Town staff scoured department budgets to find cuts to offset the sharp drops in sales and lodging tax revenue that are anticipated, he said.

Strategies include freezing vacant positions except for law enforcement; freezing expenditures where possible; reducing START bus service and staffing, and reassigning employees to reduce seasonal staffing; and postponing capital projects, information technology upgrades and vehicle purchases.

The Town Council also voted unanimously to postpone increasing salaries for Jackson’s next mayor and councilors who win in the next election. If approved on two more readings, raises will go into effect July 1, 2021 — six months later than originally planned.

Vice Mayor Hailey Morton Levinson proposed the delay in recognition of the economic crunch created by the global pandemic.

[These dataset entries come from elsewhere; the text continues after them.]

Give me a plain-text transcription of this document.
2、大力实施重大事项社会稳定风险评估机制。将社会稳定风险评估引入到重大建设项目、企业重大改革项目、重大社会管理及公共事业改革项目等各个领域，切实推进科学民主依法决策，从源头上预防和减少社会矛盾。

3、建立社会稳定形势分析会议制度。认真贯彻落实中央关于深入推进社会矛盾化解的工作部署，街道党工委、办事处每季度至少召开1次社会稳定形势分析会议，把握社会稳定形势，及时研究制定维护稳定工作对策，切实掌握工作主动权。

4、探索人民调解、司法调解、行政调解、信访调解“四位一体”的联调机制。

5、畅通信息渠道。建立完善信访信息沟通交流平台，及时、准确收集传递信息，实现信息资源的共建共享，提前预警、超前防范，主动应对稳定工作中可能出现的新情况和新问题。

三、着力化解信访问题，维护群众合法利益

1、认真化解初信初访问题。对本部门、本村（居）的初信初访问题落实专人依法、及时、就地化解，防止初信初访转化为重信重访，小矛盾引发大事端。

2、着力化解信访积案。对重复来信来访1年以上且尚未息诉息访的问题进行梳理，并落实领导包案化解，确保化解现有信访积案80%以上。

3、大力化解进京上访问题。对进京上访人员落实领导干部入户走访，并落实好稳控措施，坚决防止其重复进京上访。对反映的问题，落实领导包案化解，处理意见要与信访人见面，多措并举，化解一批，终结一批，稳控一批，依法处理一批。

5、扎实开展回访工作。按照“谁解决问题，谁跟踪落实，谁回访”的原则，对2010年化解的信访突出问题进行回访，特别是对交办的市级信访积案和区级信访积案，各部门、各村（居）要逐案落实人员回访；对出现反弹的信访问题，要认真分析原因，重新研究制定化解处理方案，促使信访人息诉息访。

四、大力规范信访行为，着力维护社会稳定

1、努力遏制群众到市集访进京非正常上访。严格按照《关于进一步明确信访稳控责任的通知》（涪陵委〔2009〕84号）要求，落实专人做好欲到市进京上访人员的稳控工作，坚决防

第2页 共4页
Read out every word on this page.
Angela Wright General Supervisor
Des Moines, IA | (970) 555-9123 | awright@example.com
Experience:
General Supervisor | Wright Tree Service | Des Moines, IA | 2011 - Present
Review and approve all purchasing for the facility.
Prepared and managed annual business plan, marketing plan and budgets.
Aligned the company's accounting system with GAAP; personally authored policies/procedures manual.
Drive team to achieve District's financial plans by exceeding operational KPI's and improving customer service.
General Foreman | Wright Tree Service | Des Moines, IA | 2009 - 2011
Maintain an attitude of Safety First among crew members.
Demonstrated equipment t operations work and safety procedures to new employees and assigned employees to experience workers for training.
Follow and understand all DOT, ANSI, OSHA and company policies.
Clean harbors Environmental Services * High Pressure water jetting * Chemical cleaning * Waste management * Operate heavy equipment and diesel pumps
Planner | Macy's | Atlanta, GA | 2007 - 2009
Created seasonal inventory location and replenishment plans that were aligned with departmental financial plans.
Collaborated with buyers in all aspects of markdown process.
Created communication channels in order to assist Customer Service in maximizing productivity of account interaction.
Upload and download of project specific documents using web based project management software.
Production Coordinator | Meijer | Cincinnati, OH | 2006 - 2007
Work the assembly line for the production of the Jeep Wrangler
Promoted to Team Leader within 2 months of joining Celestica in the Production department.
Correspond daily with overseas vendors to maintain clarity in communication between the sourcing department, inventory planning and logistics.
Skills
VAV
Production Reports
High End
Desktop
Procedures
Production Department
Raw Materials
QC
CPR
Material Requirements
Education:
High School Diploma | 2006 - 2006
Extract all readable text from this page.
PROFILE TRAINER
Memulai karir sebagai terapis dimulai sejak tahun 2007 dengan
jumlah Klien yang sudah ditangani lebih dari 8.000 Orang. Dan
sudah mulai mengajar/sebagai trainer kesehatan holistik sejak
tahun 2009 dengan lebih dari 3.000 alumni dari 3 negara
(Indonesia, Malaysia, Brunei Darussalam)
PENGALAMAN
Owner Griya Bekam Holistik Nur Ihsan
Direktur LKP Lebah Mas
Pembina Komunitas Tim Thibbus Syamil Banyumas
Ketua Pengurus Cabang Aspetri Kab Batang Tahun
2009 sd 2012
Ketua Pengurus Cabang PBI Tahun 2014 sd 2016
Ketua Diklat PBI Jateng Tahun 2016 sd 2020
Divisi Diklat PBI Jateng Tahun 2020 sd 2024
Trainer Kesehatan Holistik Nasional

Councilor Jonathan Schechter, who did the math and arrived at the new salaries based on adjustments for inflation since 2005, the last time salaries were raised, originally supported the increase, but changed his mind Monday.

“This is a great idea, but the timing is awful,” Schechter said, describing what he was hearing from the community. “COVID-19 is our new reality, and it’s fundamentally changed our world since we floated the pay raise in January or even since we voted on it two weeks ago.”

If approved, council salaries will increase $25,000 to $32,750, and the mayor’s salary from $30,000 to $39,300. In comparison, Teton County commissioners each earned $50,000 in 2019, according to public records.